Le souci avec certains jeux est que la mise initiale est élevée : environ 5.200 dollars pour démarrer sur Axie Infinity. Pour contourner le problème la solution trouvée a été la suivante : des milliers de Sud-Américains reçoivent des « délégations de comptes » de la part de joueurs d’Allemagne ou d’Amérique du Nord. Ces derniers prélèvent une partie de l’argent gagné.
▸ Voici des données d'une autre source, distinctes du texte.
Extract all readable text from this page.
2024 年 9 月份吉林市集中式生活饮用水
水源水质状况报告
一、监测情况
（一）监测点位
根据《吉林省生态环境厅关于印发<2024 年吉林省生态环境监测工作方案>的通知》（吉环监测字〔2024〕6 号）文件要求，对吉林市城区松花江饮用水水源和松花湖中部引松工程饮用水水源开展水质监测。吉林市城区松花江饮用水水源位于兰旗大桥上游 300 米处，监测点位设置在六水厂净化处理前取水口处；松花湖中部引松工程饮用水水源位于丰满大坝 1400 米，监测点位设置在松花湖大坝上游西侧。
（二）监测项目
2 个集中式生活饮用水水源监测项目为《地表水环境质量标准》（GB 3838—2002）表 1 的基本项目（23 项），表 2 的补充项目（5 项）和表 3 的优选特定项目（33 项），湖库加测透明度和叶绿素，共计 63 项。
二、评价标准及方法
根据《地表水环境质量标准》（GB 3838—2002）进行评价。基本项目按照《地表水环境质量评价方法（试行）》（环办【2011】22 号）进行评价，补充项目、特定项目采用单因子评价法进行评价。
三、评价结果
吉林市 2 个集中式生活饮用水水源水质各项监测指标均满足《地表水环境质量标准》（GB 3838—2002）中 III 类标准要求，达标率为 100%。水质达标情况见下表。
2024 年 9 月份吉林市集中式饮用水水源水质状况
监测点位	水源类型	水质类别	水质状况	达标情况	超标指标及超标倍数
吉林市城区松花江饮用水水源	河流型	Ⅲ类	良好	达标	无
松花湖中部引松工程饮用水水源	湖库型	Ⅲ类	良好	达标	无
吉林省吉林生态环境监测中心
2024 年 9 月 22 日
Sur Bloomberg, Franco Villaflor, un DJ argentin a expliqué qu’il jouait durant trois heures par jour au poker sur Decentraland pour le compte d’un Américain. Une fois qu’il a reversé 40 % de ses gains au propriétaire du compte, il lui reste environ 1.500 dollars par mois, soit l’équivalent de ce qu’il gagne habituellement en tant que DJ !
Une technologie encore jeune
Selon un rapport de Blockchain Gaming Alliance (BGA), le nombre de personnes jouant à des play to earn se chiffrait à 1,17 million d’individus au 1er trimestre 2022. Cela pourrait sembler peu en soi, mais représente une augmentation de 2.000 % en un an. Toujours selon la BGA, ces jeux ont généré 2,32 milliards de dollars durant le troisième trimestre 2021.
Par la force des choses, de nombreuses marques s’intéressent à ces jeux d’un goût nouveau. Nike – qui a racheté le studio de création RTFKT fin 2021 – s’intéresse à employer des joueurs de haut niveau qui porteraient des accessoires à sa marque. Warner Bros, Adidas et HSBC ont acquis des terrains dans The Sandbox en vue de pouvoir promouvoir des expériences ludiques dans ce métavers.
Il reste que l’univers des jeux play to earn est encore jeune et qu’il n’est pas à l’abri de quelques soubresauts de jeunesse. Ainsi, en avril 2022, la plateforme Axie Infinity s’est vue délestée de l’équivalent de 176.300 ETH soit l’équivalent de 600 millions de dollars, par un hacker. De son côté, le jeu de Formule 1 F1 Delta Time de Animoca Brands n’a pas vu sa licence F1 renouvelée et a donc dû cesser d’opérer le 15 mars 2022 – alors que des joueurs avaient dépensé des dizaines de milliers de dollars. L’éditeur a proposé de compenser les joueurs en échangeant leurs tokens de F1 Delta Time contre des tokens d’autres jeux maison. Il reste que cet épisode a mis en avant l’une des faiblesses potentielles de jeux incluant des NFT liés à des marques.
Il semblerait aussi que dans la communauté des joueurs, certains ne voient pas forcément d’un bon œil l’avènement des jeux play to earn. Ubisoft a connu quelques déboires lors de l’annonce de Quartz, une plateforme de jeux play to earn. La résistance est venue de sa communauté mais aussi d’employés, inquiets de voir Ubisoft entamer une direction qui pourrait la rendre mal aimée de certains joueurs. Pour sa part, en février 2022, Team17, éditeur du jeu Worms, a annoncé l’arrivée de NFT dans ce jeu, et a alors dû affronter la grogne de sa communauté – le projet a été enterré.